Deliveroo : des travailleurs indépendants en état de subordination, sont salariés...

Le tribunal puis la Cour de cassation apportent dans leurs décisions une nouvelle pierre à l’édifice du contrôle d’un état de subordination ou non, des travailleurs indépendants des plateformes de livraison…

Décision - Pourvoi n°20-14.870, Cour de cassation

Le tribunal judiciaire de Paris a condamné la plateforme Deliveroo pour travail dissimilé et jusqu’à un an de prison avec sursis pour ses dirigeants.

Une décision que sera très probablement l’objet d’un appel par la société. La question qui se pose maintenant est de savoir quel sera le raisonnement de la Cour d’appel et sur quel argument se fondera l’appel (c’est-à-dire la requête visant à revoir un jugement pris au premier degré devant une juridiction de degré supérieur).

La Cour de cassation avait déjà rappelé, dans une décision très récente, les moyens pour déterminer si les travailleurs indépendants des plateformes sont dans une relation salariée ou non.

Elle va d’abord étudier la relation professionnelle entre l’individu et son donneur d’ordre et vérifier s’il n’y a pas de lien de subordination.

Toutefois, l’affaire avait une complication supplémentaire puisqu’il existait un contrat. En l’espèce un contrat de location longue durée avait été signé en 2015, entre l’individu et l’entreprise.

Par ce contrat, l’individu devenait un chauffeur partenaire d’une plateforme d’accès en ligne pour trouver des clients. Mais l’entreprise décidait malgré tout de rompre les relations contractuelles, assimilables à un contrat de travail, sept mois plus tard.

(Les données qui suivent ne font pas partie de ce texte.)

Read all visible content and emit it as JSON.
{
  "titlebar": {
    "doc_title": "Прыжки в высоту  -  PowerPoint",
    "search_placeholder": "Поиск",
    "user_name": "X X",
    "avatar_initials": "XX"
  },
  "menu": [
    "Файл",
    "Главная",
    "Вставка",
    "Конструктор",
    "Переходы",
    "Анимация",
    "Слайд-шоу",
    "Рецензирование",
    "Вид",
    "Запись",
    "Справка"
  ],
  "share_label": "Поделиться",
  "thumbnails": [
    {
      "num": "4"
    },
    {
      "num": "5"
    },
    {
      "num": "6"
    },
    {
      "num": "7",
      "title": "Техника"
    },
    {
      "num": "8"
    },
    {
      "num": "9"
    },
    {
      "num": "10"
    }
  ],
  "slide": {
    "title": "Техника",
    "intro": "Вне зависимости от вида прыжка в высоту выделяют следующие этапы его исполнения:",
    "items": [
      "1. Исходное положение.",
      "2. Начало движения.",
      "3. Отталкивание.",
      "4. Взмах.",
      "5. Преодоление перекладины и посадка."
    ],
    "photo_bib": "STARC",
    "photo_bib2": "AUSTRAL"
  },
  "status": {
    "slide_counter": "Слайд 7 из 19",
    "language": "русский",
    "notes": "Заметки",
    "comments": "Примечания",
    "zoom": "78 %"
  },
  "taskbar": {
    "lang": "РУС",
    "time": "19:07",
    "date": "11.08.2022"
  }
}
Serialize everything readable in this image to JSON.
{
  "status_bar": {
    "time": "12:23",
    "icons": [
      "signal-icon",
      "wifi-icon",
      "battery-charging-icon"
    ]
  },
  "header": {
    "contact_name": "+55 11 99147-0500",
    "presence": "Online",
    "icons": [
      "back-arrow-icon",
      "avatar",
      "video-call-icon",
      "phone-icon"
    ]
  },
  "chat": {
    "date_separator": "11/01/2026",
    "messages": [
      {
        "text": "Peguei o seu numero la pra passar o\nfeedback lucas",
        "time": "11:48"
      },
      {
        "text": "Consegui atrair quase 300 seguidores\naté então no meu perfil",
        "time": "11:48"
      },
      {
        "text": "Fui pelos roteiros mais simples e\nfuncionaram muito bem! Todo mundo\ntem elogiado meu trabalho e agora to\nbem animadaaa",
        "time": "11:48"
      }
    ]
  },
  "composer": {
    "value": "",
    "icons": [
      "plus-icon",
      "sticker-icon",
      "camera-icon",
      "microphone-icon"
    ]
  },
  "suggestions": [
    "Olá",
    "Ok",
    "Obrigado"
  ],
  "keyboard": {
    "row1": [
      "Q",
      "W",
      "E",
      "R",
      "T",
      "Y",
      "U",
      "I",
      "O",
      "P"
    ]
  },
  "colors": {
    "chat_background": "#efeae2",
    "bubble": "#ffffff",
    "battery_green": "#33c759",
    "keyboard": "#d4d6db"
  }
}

On pourrait penser qu’un contrat suffit à caractériser un lien de subordination salarié. Mais, c’est sans compter sur l’analyse depuis presque cinquante ans des éléments de faits qui déterminent la reconnaissance du statut de « salarié » ou non.

La Haute Juridiction estime que la relation de travail ne dépend pas de la volonté des parties et de leur seule signature au bas d’un document, mais de la nature effective de leur relation, si elles sont qualifiables de simplement professionnelles et d’affaires ou de “salariées” ou pas… C’est une question de faisceau d’indices sérieux et concordants. Pour casser le jugement d’appel, la Cour de cassation a souligné que les juges du fond auraient dû rechercher et apprécier les critères de subordination (contrôle, instructions, sanctions, etc.), au lieu de se contenter de la nature du contrat.

Éclairages : Ce jugement est dans la droite ligne des décisions de la jurisprudence sur la détermination de la relation « salariée » (récemment encore, la chambre sociale de la Cour de cassation avait déjà délibéré et rendu un avis et précisé les choses (C. cass. soc.15 décembre 2021 n°21-70.017, https://www.legifrance.gouv.fr/juri…).

Pour des jugements plus anciens : Ass. plén., 4 mars 1983, n° 81-11.647, 81-15.290, Bull. 1983, Ass. plén, n° 3 ; Soc., 19 décembre 2000, n° 98-40.572, Bull. civ. V n° 437 ; Soc., 28 novembre 2018, n° 17-20.079, publié).